Tofersen recently completed phase III clinical trials, which evaluated the safety and effectiveness of the drug in 108 patients with SOD1-ALS. Disease progression was measured using the ALS Functional Rating Scale which is a disease severity score that takes into account motor impairment and respiratory symptoms. While patients who received the drug did have lower SOD1 protein levels, the phase III trial did not slow the rate of disease progression at a statistically significant level. This means that the improvement in disease progression with the drug was not significantly different from disease progression with a placebo. The scientific community thought that this disappointing result would spell the end of Tofersen’s journey through drug development.
However, the trial yielded interesting biomarker results. Tofersen decreased the levels of a molecule called neurofilament light chain (NfL), which may be a reflection of disease progression. NfL is released when neurons are damaged, therefore a high level of NfL protein can indicate a high level of neuron degeneration. Tofersen decreased NfL levels, perhaps suggesting that it was having a positive impact on brain health and slowing the death of neurons. It was therefore based on its ability to lower NfL levels that the FDA decided to approve this drug under its accelerated approval pathway.

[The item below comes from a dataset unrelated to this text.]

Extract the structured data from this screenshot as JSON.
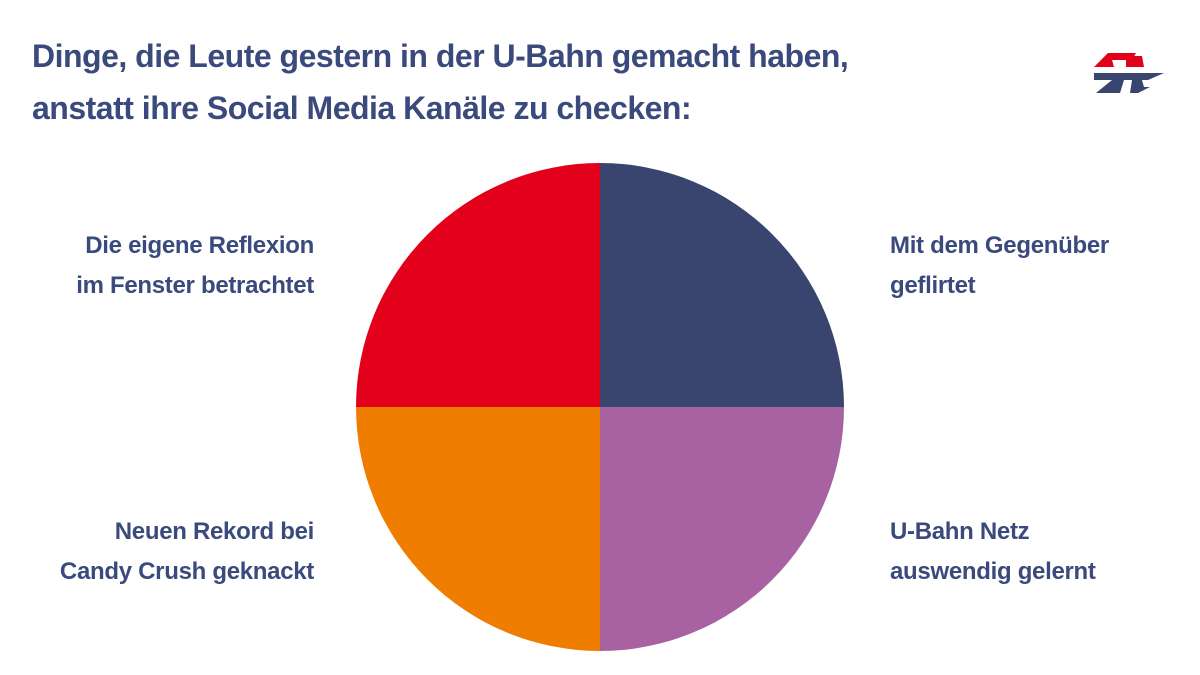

The accelerated approval pathway allows drugs into the market that have potential for clinical benefit, but whose efficacy is yet to be proven. This program was first introduced to expedite the approval of HIV treatments in response to the AIDS epidemic. Following accelerated approval, the manufacturers must undertake phase IV confirmatory trials that verify the drug’s benefit. Should the drug prove to be ineffective in this additional testing, it will be removed from the market. However, a recent review of drugs on the accelerated approval pathway, by the British Journal of Medicine, revealed that half of the drugs have not been confirmed as clinically effective despite 20% of them having been on the market for more than 5 years. Seemingly, the process of undertaking phase IV confirmatory trials is not regulated enough, leaving room for companies to take advantage of this pathway.
In principle, the accelerated approval system used to approve Tofersen should be revolutionary for rare diseases like SOD-ALS, where accessing enough patients to perform large clinical trials is challenging. However, this pathway has recently been criticised for approving drugs with little clinical evidence. The integrity and rigour of the approval process have been called into question, particularly in the case of aducanumab, a drug recently approved for the treatment of Alzheimer’s disease. This drug not only had little evidence of clinical benefit but was also associated with harmful side effects. A cost analysis of aducanumab indicated that this drug would likely have minimal improvements in disease outcome at an exorbitant cost to the patient, shedding doubt on the motives of the FDA in approving such drugs. Similarly, Tofersen comes with significant price tag at $185,000 per year of treatment raising questions of the cost-benefit of this drug too.
While the clinical data has yet to definitively prove that Tofersen improves patient outcomes, an open-label extension of the phase III trial (where a trial is continued for months to assess the long-term efficacy of the drug) has shown some promise. Improvement in motor function, respiratory function, and quality of life were reported, particularly if the treatment was initiated early in disease progression. Perhaps initial trials were too short to capture the potential of Tofersen for improving the lives of patients with ALS.
Drug approval decisions must be rooted in clear, convincing evidence. But for a disease with such fatal progression, any chance of improvement in quality of life for patients with ALS is so valuable. Tofersen’s effect on NfL and the recent open-label extension give us tentative hope that real clinical benefit could come from its approval despite the mixed success of the phase III trial.